PROJECT SUMMARY
Flux through the mevalonate (MVA) pathway is tightly controlled to ensure cells continuously synthesize
nonsterol isoprenoids but avoid overproducing cholesterol and other sterols. Endoplasmic reticulum (ER)-
localized HMG CoA reductase (HMGCR), the rate limiting enzyme in MVA pathway, is the focus of a complex
feedback regulatory system governed by sterol and nonsterol isoprenoids. One mechanism for this control
involves sterol-induced ER-associated degradation (ERAD). Previous studies revealed that ERAD of HMGCR is
accelerated by two classes of sterols 1) methylated sterols such as the cholesterol synthesis intermediate 24,
25-dihydrolanosterol (DHL) and 2) oxysterols including 25-hydroxycholesterol (25HC). 25HC, but not DHL,
blocks proteolytic activation of sterol regulatory element-binding proteins (SREBPs), another Insig-mediated
reaction. HMGCR is the molecular target of statin drugs, long prescribed to lower LDL cholesterol; however,
statins block ERAD of HMGCR, causing its accumulation that blunts the drugs’ efficacy. This proposal aims to
gain mechanistic understanding for how sterols initiate HMGCR ERAD and provide insights on how targeting the
reaction can be harnessed to prevent statin resistance. Studies show the 1,1-bisphosphonate ester SRP3042
mimics sterols in accelerating HMGCR ERAD. Photoactivatable srpDHY, a derivative of SRP3042, specifically
crosslinks HMGCR, indicating sterols directly bind the enzyme to initiate ERAD. During the K99 phase of my
training, I will use cryo-EM to determine how SRP3042 accelerates HMGCR ERAD. In the R00 phase, I will
determine whether SRP3042 administered to mice can be used to block the statin-induced accumulation of
hepatic HMGCR by accelerating the protein’s ERAD as a viable strategy to augment statin therapy.

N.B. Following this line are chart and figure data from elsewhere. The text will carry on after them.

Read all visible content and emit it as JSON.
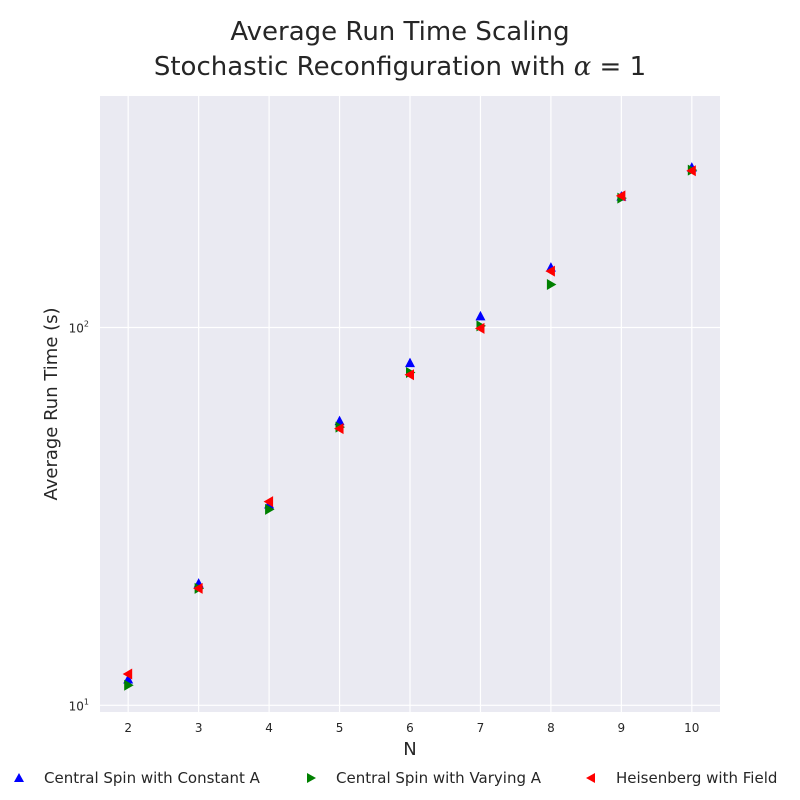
{
  "chart_data": {
    "type": "scatter",
    "title_line1": "Average Run Time Scaling",
    "title_line2_prefix": "Stochastic Reconfiguration with ",
    "title_line2_symbol": "α",
    "title_line2_suffix": " = 1",
    "xlabel": "N",
    "ylabel": "Average Run Time (s)",
    "x_ticks": [
      2,
      3,
      4,
      5,
      6,
      7,
      8,
      9,
      10
    ],
    "y_scale": "log",
    "y_ticks": [
      {
        "value": 10,
        "base": "10",
        "exp": "1"
      },
      {
        "value": 100,
        "base": "10",
        "exp": "2"
      }
    ],
    "xlim": [
      1.6,
      10.4
    ],
    "ylim": [
      9.6,
      410
    ],
    "grid": true,
    "legend_position": "bottom",
    "series": [
      {
        "name": "Central Spin with Constant A",
        "marker": "triangle-up",
        "color": "#0000ff",
        "x": [
          2,
          3,
          4,
          5,
          6,
          7,
          8,
          9,
          10
        ],
        "y": [
          11.7,
          21.0,
          34.0,
          56.5,
          80.5,
          107.0,
          144.0,
          222.0,
          265.0
        ]
      },
      {
        "name": "Central Spin with Varying A",
        "marker": "triangle-right",
        "color": "#008000",
        "x": [
          2,
          3,
          4,
          5,
          6,
          7,
          8,
          9,
          10
        ],
        "y": [
          11.3,
          20.4,
          33.0,
          54.5,
          76.0,
          101.0,
          130.0,
          220.0,
          261.0
        ]
      },
      {
        "name": "Heisenberg with Field",
        "marker": "triangle-left",
        "color": "#ff0000",
        "x": [
          2,
          3,
          4,
          5,
          6,
          7,
          8,
          9,
          10
        ],
        "y": [
          12.1,
          20.4,
          34.6,
          54.0,
          75.0,
          99.5,
          141.0,
          223.0,
          260.0
        ]
      }
    ]
  }
}
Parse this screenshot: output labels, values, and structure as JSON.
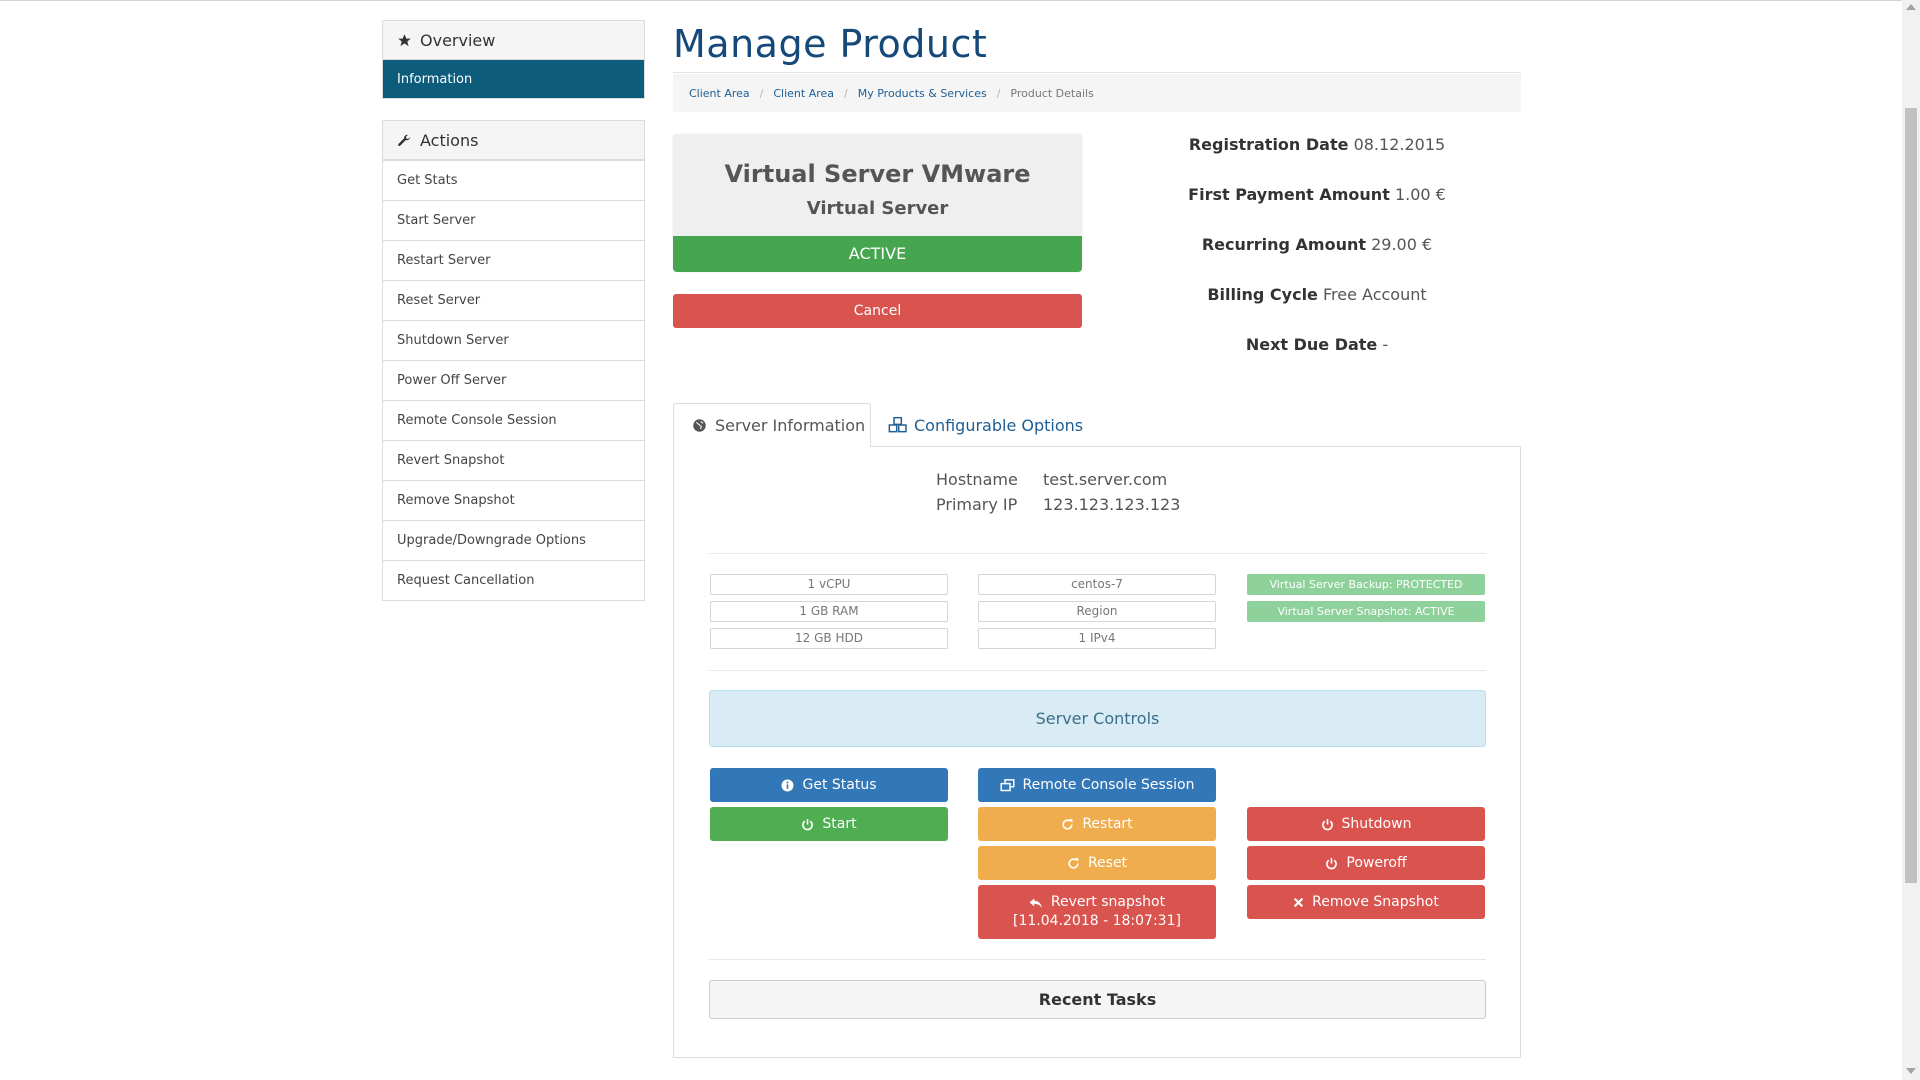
{
  "sidebar": {
    "overview": {
      "title": "Overview",
      "icon": "star-icon",
      "active_item": "Information"
    },
    "actions": {
      "title": "Actions",
      "icon": "wrench-icon",
      "items": [
        "Get Stats",
        "Start Server",
        "Restart Server",
        "Reset Server",
        "Shutdown Server",
        "Power Off Server",
        "Remote Console Session",
        "Revert Snapshot",
        "Remove Snapshot",
        "Upgrade/Downgrade Options",
        "Request Cancellation"
      ]
    }
  },
  "page": {
    "title": "Manage Product"
  },
  "breadcrumb": [
    "Client Area",
    "Client Area",
    "My Products & Services",
    "Product Details"
  ],
  "product": {
    "name": "Virtual Server VMware",
    "type": "Virtual Server",
    "status": "ACTIVE",
    "status_color": "#46a64f",
    "cancel_label": "Cancel"
  },
  "billing": {
    "registration_date_label": "Registration Date",
    "registration_date": "08.12.2015",
    "first_payment_label": "First Payment Amount",
    "first_payment": "1.00 €",
    "recurring_label": "Recurring Amount",
    "recurring": "29.00 €",
    "billing_cycle_label": "Billing Cycle",
    "billing_cycle": "Free Account",
    "next_due_label": "Next Due Date",
    "next_due": "-"
  },
  "tabs": {
    "server_info": "Server Information",
    "config_options": "Configurable Options"
  },
  "server": {
    "hostname_label": "Hostname",
    "hostname": "test.server.com",
    "ip_label": "Primary IP",
    "ip": "123.123.123.123",
    "specs_col1": [
      "1 vCPU",
      "1 GB RAM",
      "12 GB HDD"
    ],
    "specs_col2": [
      "centos-7",
      "Region",
      "1 IPv4"
    ],
    "badges": [
      "Virtual Server Backup: PROTECTED",
      "Virtual Server Snapshot: ACTIVE"
    ],
    "badge_color": "#8fd19b"
  },
  "controls": {
    "title": "Server Controls",
    "get_status": "Get Status",
    "remote_console": "Remote Console Session",
    "start": "Start",
    "restart": "Restart",
    "shutdown": "Shutdown",
    "reset": "Reset",
    "poweroff": "Poweroff",
    "revert_snapshot": "Revert snapshot",
    "revert_snapshot_date": "[11.04.2018 - 18:07:31]",
    "remove_snapshot": "Remove Snapshot"
  },
  "recent_tasks": {
    "title": "Recent Tasks"
  },
  "colors": {
    "primary": "#14497a",
    "active_nav": "#0d5c7c",
    "danger": "#d9534f",
    "warning": "#f0ad4e",
    "info": "#3277b8",
    "success": "#4fae51"
  }
}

Lipid homeostasis is maintained by the SREBP family of transcription factors which modulate expression
of enzymes required for lipid synthesis. Preliminary studies show the sterol-like molecule, LY295427 acts through
a unique unknown mechanism to block 25HC-mediated events. These include inhibition of transcriptional
regulation of LXR, regulation of acyl-coenzyme A cholesterol acyltransferase (ACAT) activity, and SREBP
cleavage. However, LY295427 does not reverse 25HC-medated HMGCR ERAD. My R00 studies will identify
the molecular target of LY295427 utilizing a variety of techniques including a CRISPR/Cas9 knockout screen,
genomic siRNA screen, and a biochemical approach coupling click chemistry and mass spectrometry. My
mentor, Dr. DeBose-Boyd (Professor of Molecular Genetics), employs a multi-disciplinary approach to explore
regulatory mechanisms, and fully supports collaborative opportunities that will ensure my transition away from
his interests. I have assembled a strong, scientifically diverse mentoring committee to aid my transition to
independence. Completion of these studies will reveal novel lipid sensing pathways that can be harnessed for
development of regulatory molecules for diseases associated with lipid dysregulation. Moreover, they will provide
strong preliminary data for a future R01 application that will enhance my transition into an independent scientist.